Zurich cleared of involvement in group CFO suicide

Two extensive investigations in to the suicide of the late chief financial officer have determined that the insurance company did not subject the executive to “undue stress”.

Insurance News

By Chinwe Akomah

Zurich Insurance Group has been cleared of subjecting the late CFO Pierre Wauthier to any undue or inappropriate stress, according to two independent investigations conducted under Swiss Financial Market Supervisory Authority (FINMA).

Waulthier committed suicide in his Switzerland home in August. Days later, group chairman Josef Ackermann quit the company, stating that the family of the firm's late finance chief felt he should shoulder some of the responsibility for the executive's apparent suicide. The investigations imply that Ackermann and the company are not to blame for Wauthier’s death.

Following the suicide, FINMA began two investigations, the first to determine whether Pierre Wauthier had been subjected to any “undue pressure” and the second to review if the financial figures had been appropriately presented. 

The reviews had to determine if any inappropriate pressure was exerted by the chairman of the board or by any other decision maker on the CFO, the manner, extent and timing of which could have supported the conclusion that Zurich was improperly managed.

It was to also determine if there is any indication which would support the conclusion that Zurich was improperly managed; and if there were any irregularities with regard to financial reporting.

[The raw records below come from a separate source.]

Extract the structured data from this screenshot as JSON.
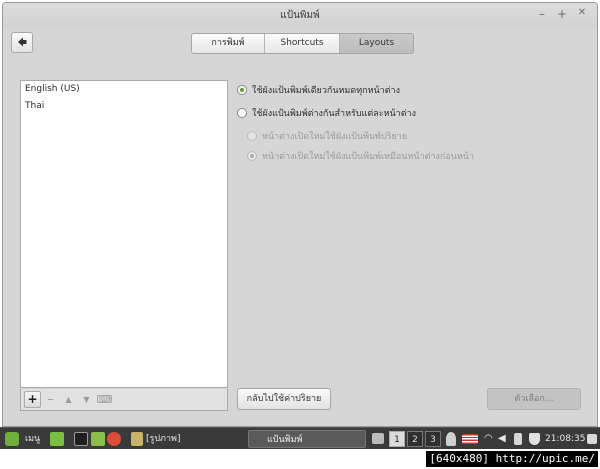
{
  "window": {
    "title": "แป้นพิมพ์",
    "controls": {
      "minimize": "–",
      "maximize": "+",
      "close": "✕"
    }
  },
  "toolbar": {
    "back_icon": "left-arrow-icon",
    "tabs": [
      {
        "label": "การพิมพ์",
        "active": false
      },
      {
        "label": "Shortcuts",
        "active": false
      },
      {
        "label": "Layouts",
        "active": true
      }
    ]
  },
  "layouts": {
    "items": [
      "English (US)",
      "Thai"
    ],
    "tools": [
      "+",
      "–",
      "▲",
      "▼",
      "⌨"
    ]
  },
  "options": {
    "same_layout": "ใช้ผังแป้นพิมพ์เดียวกันหมดทุกหน้าต่าง",
    "per_window": "ใช้ผังแป้นพิมพ์ต่างกันสำหรับแต่ละหน้าต่าง",
    "new_default": "หน้าต่างเปิดใหม่ใช้ผังแป้นพิมพ์ปริยาย",
    "new_previous": "หน้าต่างเปิดใหม่ใช้ผังแป้นพิมพ์เหมือนหน้าต่างก่อนหน้า"
  },
  "buttons": {
    "reset": "กลับไปใช้ค่าปริยาย",
    "options": "ตัวเลือก..."
  },
  "panel": {
    "menu_label": "เมนู",
    "folder_label": "[รูปภาพ]",
    "task_label": "แป้นพิมพ์",
    "workspaces": [
      "1",
      "2",
      "3"
    ],
    "clock": "21:08:35"
  },
  "caption": "[640x480] http://upic.me/",
  "colors": {
    "accent": "#5f9a3a",
    "panel": "#3a3a3a",
    "window": "#d6d6d6"
  }
}
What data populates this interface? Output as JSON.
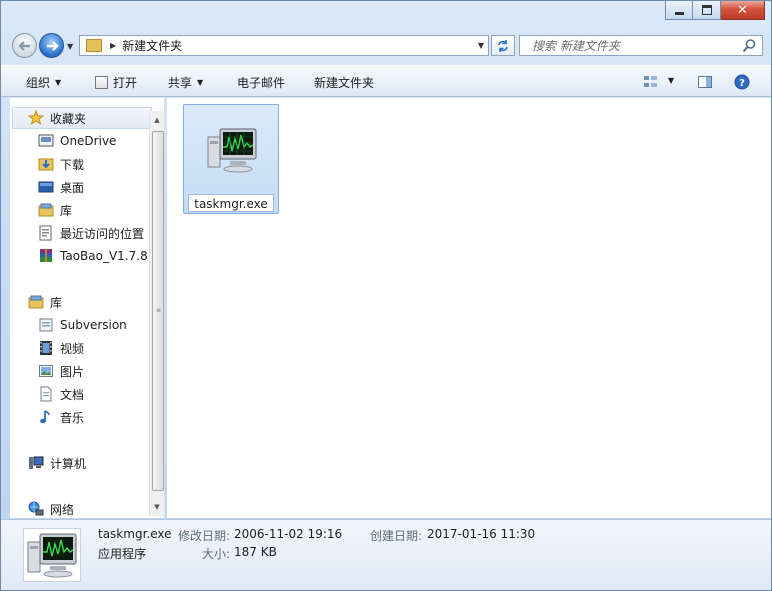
{
  "window": {
    "caption_buttons": [
      "minimize",
      "maximize",
      "close"
    ]
  },
  "address_bar": {
    "path": "新建文件夹"
  },
  "search": {
    "placeholder": "搜索 新建文件夹"
  },
  "toolbar": {
    "organize": "组织",
    "open": "打开",
    "share": "共享",
    "email": "电子邮件",
    "new_folder": "新建文件夹"
  },
  "nav_pane": {
    "favorites": {
      "label": "收藏夹",
      "items": [
        {
          "label": "OneDrive",
          "icon": "onedrive-icon"
        },
        {
          "label": "下载",
          "icon": "downloads-folder-icon"
        },
        {
          "label": "桌面",
          "icon": "desktop-icon"
        },
        {
          "label": "库",
          "icon": "library-icon"
        },
        {
          "label": "最近访问的位置",
          "icon": "recent-places-icon"
        },
        {
          "label": "TaoBao_V1.7.8.",
          "icon": "winrar-archive-icon"
        }
      ]
    },
    "libraries": {
      "label": "库",
      "items": [
        {
          "label": "Subversion",
          "icon": "document-library-icon"
        },
        {
          "label": "视频",
          "icon": "video-library-icon"
        },
        {
          "label": "图片",
          "icon": "picture-library-icon"
        },
        {
          "label": "文档",
          "icon": "document-library-icon"
        },
        {
          "label": "音乐",
          "icon": "music-library-icon"
        }
      ]
    },
    "computer": {
      "label": "计算机"
    },
    "network": {
      "label": "网络"
    }
  },
  "files": [
    {
      "name": "taskmgr.exe",
      "icon": "task-manager-icon",
      "selected": true
    }
  ],
  "details": {
    "name": "taskmgr.exe",
    "type": "应用程序",
    "modified_label": "修改日期:",
    "modified_value": "2006-11-02 19:16",
    "size_label": "大小:",
    "size_value": "187 KB",
    "created_label": "创建日期:",
    "created_value": "2017-01-16 11:30"
  },
  "colors": {
    "window_frame": "#c9dcf2",
    "selection": "#cfe3f8",
    "close_button": "#c9432f"
  }
}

The investigation into “undue pressure” involved evaluating numerous documents and correspondence, and questioning individuals who worked with Wauthier.  Zurich said the investigation found no indication of any such pressure or other inappropriate conduct nor of any improper management of the company.

“We are still deeply saddened by the loss of Pierre Wauthier and we are unable to explain the motivation behind his tragic decision. FINMA’s investigation was conducted with Zurich’s full support and cooperation,” emphasizes Tom de Swaan, chairman of the Board of Directors at Zurich. “Fostering our corporate culture, values and mutual respect is engrained in our organization at all levels, and the board of directors and management are fully committed to continuously promote these principles.”

FINMA is said to have also directed the group’s auditors to conduct additional procedures regarding Zurich’s financial statements, and this investigation found no irregularities with regard to financial reporting, which complies with regulatory and accounting requirements.

“Zurich remains committed to open and transparent communications. This principle is unchanged,” de Swaan said.